Considered VMP factors

6 Conclusion

Considering that a large amount of energy consumption in DCs has been done by PMs, reducing the number of PMs will have a clear impact on DC’s energy consumption. The problem of allocation VMs to PMs is one of the most important challenges of infrastructure as a service layer in the cloud computing environment and energy consumption can be optimized by reducing the number of switched-on PMs. VMP in cloud DCs is a challenging task. Therefore, in the past few years, many approaches to the VMP have been proposed, which this focus on the bio-inspired VMP schemes.

This article presents an extensive review and classification of the bio-inspired VMP schemes proposed for various cloud computing environments. It presents the required and essential background knowledge about the VMP problem. Then, it provides a taxonomy of the studied VMP approaches regarding the type of optimization algorithms into single-objective and multi-objective branches and then classifies them according to their applied optimization algorithms. In each category, it describes how optimization algorithms are benefited to optimize the VMP problem and what advantages are achieved by using bio-inspired optimization algorithms. Besides, comparison of their various properties is provided.

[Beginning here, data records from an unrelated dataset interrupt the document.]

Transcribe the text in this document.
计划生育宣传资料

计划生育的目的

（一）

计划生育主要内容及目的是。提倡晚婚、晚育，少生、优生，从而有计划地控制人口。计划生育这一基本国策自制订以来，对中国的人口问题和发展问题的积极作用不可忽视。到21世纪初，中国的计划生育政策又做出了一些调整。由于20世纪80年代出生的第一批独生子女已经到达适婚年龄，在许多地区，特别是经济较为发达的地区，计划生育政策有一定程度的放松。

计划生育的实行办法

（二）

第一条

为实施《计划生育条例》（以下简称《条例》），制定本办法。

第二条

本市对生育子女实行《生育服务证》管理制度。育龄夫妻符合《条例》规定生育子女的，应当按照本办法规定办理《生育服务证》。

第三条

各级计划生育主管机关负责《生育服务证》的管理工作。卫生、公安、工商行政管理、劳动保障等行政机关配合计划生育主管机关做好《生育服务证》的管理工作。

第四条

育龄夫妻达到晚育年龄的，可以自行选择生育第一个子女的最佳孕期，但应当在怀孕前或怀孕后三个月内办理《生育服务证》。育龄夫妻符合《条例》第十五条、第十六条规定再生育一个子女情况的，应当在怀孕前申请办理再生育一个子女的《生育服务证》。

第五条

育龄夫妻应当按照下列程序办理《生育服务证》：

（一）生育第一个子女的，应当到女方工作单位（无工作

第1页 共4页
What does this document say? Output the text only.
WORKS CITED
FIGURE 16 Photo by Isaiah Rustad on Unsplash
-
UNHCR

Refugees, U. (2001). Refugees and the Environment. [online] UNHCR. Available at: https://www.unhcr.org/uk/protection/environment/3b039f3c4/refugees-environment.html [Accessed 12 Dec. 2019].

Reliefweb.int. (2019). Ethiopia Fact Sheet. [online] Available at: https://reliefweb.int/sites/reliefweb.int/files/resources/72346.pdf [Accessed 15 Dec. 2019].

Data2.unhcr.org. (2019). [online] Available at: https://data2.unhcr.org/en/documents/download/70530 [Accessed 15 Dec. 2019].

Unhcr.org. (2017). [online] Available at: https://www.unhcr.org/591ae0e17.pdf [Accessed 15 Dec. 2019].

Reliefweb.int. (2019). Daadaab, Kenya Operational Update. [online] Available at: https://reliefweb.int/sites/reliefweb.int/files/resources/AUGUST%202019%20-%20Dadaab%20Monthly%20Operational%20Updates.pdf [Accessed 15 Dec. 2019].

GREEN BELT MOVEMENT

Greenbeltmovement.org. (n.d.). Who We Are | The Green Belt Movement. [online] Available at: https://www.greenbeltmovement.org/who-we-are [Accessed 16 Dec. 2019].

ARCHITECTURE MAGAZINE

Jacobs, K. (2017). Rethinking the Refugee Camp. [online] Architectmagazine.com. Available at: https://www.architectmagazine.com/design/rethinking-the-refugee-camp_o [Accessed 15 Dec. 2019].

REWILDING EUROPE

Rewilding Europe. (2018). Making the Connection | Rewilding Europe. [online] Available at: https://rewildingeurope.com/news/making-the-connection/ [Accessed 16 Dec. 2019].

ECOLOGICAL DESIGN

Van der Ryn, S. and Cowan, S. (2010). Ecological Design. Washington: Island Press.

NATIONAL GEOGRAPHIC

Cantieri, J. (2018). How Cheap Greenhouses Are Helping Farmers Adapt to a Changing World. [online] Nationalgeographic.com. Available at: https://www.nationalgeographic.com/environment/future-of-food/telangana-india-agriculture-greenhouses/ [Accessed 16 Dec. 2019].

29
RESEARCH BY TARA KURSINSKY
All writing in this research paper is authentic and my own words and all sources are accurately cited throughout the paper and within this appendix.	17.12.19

In future researches and studies the following issues should be focused and addressed:

  • Security is one of the critical factors which should be focused on. Because few works focus on the security and privacy issues of the tenant data on the VM. For instance, as the application of virtualization technology, the VM from different tenants may be placed on one PM. Hence, attackers may steal secrets from other tenants by using the side-channel attack based on the shared physical resources, which will threaten the data security of the tenants in the cloud computing.

  • Using accurate workload prediction algorithms is one of the aspects which can be studied in future researches. By predicting future workloads of VMs using their historical data, premature decisions caused by sudden spikes in the workloads can be prevented and more accurate placements can be produced, leading to fewer VM migrations and lower overheads.

  • In addition, exploring VM placement and migration in various inter-cloud environments which consist of several clouds, can be investigated regarding contradicting policies of various participant organizations in the inter-cloud.

  • In the optimization algorithms context, the application of multi-objective optimization algorithms to solve VMP problem can be further analyzed. In addition, in the single-objective optimization context application of the newly proposed optimization algorithms can be explored.

  • Since the VMP problem is inherently a discrete problem, designing new discrete optimization algorithms in both single-objective and multi-objective contexts can be considered in the following studies.